The “crisis of confidence" speech which was to become better known as the “malaise speech” was the fifth speech is a series of speeches President Carter gave to the nation discussing the energy crisis and the economic recession America was battling in 1979. Compared to the speeches given by today’s politicians, the “crisis of confidence" speech given by Jimmy Carter on July 15, 1979 was the result of a truthful and candor conversation with the American public on the moral decay in America and the harmful association Americans were putting with consumer consumption and freedom. In his Oval Office speech, President Carter warned that Americans were beginning to worship self-indulgence and consumption and had strayed from the path of righteousness that hard work offers. The speech by President Carter was a bold warning that more Americans had begun to identify freedom and liberty through a quantitative perspective rather than a qualitative perspective.
Demonstrating the sort of complexity and humility that Carter tried to inject into the political debate at the time, Jimmy Carter described the major political institutions in Washington D.C., as a paralyzed and corrupt system and “a system of government that seems incapable of action”. President Carter candidly discussed the crisis of confidence that most Americans had in the political institutions in Washington D.C. and how the federal government had become “an island” isolated from the people. The recent decision of Congress to deny extending unemployment benefits to millions of unemployed workers and members of congress enjoying six figure incomes best illustrates this today.

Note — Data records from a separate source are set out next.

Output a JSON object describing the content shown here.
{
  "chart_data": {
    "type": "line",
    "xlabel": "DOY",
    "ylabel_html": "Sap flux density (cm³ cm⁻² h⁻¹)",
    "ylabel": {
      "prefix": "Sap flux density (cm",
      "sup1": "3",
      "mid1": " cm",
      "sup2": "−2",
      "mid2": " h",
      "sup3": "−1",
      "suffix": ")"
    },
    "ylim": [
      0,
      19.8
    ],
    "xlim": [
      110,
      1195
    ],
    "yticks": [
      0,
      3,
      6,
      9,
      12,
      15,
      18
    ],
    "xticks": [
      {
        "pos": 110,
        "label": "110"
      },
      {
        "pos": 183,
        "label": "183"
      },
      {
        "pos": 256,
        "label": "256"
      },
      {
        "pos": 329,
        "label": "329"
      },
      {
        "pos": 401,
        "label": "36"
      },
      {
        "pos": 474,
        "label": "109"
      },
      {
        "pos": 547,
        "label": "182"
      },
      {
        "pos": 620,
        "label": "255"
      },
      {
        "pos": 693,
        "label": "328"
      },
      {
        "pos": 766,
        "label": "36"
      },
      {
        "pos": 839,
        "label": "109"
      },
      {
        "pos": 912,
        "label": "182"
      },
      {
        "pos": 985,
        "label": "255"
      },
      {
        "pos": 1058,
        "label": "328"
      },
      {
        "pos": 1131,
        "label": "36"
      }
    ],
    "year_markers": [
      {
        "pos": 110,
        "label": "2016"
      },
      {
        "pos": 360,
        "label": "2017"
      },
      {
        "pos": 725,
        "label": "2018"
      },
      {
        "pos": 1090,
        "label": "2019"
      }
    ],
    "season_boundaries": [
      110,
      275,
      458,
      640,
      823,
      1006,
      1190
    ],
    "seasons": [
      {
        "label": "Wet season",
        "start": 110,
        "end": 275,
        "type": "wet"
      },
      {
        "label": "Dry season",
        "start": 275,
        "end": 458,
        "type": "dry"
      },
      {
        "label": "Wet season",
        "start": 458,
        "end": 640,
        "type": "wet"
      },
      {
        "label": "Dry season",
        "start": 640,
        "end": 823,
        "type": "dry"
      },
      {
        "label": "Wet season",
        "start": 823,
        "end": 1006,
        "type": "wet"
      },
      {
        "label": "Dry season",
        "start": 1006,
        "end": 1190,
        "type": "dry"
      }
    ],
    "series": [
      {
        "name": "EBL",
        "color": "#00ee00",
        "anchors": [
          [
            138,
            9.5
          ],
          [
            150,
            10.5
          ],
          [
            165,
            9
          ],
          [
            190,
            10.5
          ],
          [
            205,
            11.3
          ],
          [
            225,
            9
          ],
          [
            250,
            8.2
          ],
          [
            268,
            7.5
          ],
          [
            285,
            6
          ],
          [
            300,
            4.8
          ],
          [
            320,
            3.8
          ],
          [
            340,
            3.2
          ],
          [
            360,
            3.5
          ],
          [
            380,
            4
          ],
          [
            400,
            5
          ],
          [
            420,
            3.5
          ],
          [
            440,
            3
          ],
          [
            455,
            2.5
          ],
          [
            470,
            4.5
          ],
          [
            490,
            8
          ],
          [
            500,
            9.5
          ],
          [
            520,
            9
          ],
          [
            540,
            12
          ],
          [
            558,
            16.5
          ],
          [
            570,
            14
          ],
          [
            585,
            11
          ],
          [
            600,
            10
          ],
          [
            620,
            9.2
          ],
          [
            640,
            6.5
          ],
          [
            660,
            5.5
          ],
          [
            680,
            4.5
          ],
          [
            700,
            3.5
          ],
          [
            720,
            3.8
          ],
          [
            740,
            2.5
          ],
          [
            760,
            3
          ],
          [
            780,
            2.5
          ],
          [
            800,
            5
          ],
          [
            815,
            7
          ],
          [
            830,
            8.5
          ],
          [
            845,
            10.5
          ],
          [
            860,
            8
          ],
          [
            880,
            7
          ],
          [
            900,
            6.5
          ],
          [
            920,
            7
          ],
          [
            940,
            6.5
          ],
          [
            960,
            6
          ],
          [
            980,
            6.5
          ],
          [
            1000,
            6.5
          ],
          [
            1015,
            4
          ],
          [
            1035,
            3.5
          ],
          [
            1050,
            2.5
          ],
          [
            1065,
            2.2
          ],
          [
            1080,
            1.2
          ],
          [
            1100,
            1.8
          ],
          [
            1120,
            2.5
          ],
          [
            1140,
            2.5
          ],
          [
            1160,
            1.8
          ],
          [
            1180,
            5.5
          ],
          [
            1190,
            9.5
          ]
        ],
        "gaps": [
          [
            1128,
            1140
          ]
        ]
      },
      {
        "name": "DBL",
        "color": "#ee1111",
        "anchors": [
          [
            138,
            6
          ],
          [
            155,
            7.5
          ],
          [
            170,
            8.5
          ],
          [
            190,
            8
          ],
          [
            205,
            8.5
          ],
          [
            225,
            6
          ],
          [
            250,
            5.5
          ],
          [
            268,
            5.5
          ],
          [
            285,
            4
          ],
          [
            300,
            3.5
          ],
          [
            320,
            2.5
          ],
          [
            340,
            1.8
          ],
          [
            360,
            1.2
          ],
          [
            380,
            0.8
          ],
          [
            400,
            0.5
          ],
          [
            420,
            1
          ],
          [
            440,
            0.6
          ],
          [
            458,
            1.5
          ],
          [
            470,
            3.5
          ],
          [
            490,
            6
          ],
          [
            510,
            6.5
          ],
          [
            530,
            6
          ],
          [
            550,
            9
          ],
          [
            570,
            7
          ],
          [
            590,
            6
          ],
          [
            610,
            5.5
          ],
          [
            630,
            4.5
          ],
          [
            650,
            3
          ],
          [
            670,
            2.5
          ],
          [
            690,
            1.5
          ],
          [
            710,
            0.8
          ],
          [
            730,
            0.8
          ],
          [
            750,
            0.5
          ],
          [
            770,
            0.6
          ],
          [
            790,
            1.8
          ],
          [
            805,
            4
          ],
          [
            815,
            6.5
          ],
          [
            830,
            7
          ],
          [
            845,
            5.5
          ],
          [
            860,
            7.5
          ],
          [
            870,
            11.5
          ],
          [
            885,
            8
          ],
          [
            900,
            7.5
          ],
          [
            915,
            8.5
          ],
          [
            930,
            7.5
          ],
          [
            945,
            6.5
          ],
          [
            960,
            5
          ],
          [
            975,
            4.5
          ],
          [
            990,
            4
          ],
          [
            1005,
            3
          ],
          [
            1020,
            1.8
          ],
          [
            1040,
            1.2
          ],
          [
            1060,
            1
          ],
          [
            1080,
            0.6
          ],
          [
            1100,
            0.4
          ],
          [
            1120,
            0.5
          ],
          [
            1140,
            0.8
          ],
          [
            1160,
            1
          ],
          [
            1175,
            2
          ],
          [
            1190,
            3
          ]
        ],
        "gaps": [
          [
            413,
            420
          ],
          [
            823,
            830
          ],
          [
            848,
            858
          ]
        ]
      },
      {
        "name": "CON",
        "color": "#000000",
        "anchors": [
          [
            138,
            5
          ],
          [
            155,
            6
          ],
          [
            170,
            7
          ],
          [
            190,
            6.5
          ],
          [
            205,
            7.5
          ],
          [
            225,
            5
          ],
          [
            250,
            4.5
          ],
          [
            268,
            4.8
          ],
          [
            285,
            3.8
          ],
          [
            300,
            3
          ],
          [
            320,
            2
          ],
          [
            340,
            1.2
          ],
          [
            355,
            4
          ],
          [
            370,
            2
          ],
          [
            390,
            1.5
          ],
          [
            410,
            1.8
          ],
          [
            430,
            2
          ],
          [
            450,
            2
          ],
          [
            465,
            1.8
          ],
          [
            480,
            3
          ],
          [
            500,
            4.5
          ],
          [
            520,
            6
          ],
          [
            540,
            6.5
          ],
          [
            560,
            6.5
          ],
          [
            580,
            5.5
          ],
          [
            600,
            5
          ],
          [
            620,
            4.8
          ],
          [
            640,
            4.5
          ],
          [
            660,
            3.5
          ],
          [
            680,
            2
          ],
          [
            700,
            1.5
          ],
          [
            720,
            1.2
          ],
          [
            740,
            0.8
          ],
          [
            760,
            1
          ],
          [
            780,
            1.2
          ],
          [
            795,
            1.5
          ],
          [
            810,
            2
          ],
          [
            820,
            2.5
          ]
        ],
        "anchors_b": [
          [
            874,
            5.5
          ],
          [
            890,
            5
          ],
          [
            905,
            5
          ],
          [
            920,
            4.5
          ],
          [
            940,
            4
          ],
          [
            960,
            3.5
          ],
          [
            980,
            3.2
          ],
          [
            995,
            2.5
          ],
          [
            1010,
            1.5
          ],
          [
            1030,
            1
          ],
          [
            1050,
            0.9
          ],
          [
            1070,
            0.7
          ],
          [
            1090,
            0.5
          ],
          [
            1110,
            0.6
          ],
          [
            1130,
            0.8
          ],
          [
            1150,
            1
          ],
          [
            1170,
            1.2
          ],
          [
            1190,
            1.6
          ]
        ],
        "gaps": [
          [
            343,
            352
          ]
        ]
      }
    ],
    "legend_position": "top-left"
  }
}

Contrary to the failure of leadership President Obama displayed when he delivered his Oval Office speech on the Gulf oil disaster, the leadership of Jimmy Carter was demonstrated when he presented the American public with a six point plan for action to try to reduce the amount of oil the United States has to import from increasingly unstable regions of the world. Unlike President Obama, who could have seized on the Gulf oil disaster to discuss innovative ideas like recycling plastic back into petroleum, or the need to reduce our oil consumption with more mass transit, some of the points in President Carter’s overall strategy included creating a new energy mobilization board which, like the War Production Board in World War II, would cut through the red tape in government and help businesses create alternate energy markets. In addition to the new energy mobilization board proposal, the former President also wanted to set import quotas on oil, invest in alternative energy and set a goal of having 20 percent of American energy coming from solar power by the year 2000. By 2009, America only received about 0.7 percent of its electricity from solar energy.
While the speech was given over thirty years ago, the same problems facing the American people in 1979 such as high unemployment, over dependence on imported oil, and a political establishment isolated from its people, are again causing more Americans to have a crisis of confidence in their government and the economy. Unfortunately for the American people, thanks to decisions made by both political parties over the last thirty years and the increased amount of money influencing the political process, the future now looks more bleak than it did in the summer of 1979.